I'm not thrilled about the drain option and would prefer teaching lifetime / retire_workers to not kill workers which are still running stuff. I haven't tested this but it may be as simple as adding this line

diff --git a/distributed/active_memory_manager.py b/distributed/active_memory_manager.py
index 724bfc189..9c4d53760 100644
--- a/distributed/active_memory_manager.py
+++ b/distributed/active_memory_manager.py
@@ -736,4 +736,4 @@ class RetireWorker(ActiveMemoryManagerPolicy):
         ws = self.manager.scheduler.workers.get(self.address)
         if ws is None:
             return True
-        return all(len(ts.who_has or ()) > 1 for ts in ws.has_what)
+        return all(len(ts.who_has or ()) > 1 for ts in ws.has_what) and not ws.processing

I could imagine a bunch of tests tripping with this (and I'd like to see a new one testing this bahvior) but generally speaking this addition to graceful downscaling would be nice

tjgalvin commented 2 months ago

For what it was worth, I added the --drain option initially as I saw this changing what some might consider expected behavior.
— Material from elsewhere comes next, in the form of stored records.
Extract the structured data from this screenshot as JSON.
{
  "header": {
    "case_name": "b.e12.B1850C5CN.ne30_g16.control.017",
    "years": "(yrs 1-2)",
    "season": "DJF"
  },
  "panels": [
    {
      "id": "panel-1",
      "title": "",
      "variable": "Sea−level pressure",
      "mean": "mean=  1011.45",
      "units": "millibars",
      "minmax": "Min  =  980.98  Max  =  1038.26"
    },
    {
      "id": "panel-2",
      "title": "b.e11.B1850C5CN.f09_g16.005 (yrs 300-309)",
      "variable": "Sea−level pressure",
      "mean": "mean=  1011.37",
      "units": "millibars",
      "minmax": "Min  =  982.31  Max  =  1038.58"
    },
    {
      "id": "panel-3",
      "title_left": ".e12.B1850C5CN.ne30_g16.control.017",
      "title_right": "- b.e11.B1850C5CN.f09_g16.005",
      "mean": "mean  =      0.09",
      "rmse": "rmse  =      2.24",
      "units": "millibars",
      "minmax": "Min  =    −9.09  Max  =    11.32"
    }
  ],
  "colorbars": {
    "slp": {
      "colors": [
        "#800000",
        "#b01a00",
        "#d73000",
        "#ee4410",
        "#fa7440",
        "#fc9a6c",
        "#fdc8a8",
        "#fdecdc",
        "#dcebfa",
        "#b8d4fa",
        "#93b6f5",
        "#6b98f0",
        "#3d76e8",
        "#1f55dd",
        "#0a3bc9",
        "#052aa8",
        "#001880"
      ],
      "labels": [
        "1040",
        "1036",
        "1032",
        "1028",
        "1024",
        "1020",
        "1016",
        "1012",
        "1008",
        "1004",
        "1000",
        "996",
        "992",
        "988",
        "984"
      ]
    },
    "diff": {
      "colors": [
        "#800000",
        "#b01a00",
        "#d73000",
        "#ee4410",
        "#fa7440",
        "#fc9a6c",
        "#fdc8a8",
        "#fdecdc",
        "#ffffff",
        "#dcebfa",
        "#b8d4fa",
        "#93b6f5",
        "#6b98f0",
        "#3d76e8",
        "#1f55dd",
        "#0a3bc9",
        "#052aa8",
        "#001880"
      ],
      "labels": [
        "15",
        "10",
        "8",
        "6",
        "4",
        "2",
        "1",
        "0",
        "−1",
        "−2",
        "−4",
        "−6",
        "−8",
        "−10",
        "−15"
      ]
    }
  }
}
My thinking was that if the behavior has come to be expected (whether documented or not) perhaps a opt-in was required, at least initially.

Might be able to look at this problem again.

AlecThomson commented 2 months ago

Another quick thought on this - the `drain' state exists in batch management systems like Slurm. With the idea that the worker / job finishes its current work but stops accepting new work. This seems exactly like the kind of behaviour @ameetshah1983's request was asking for.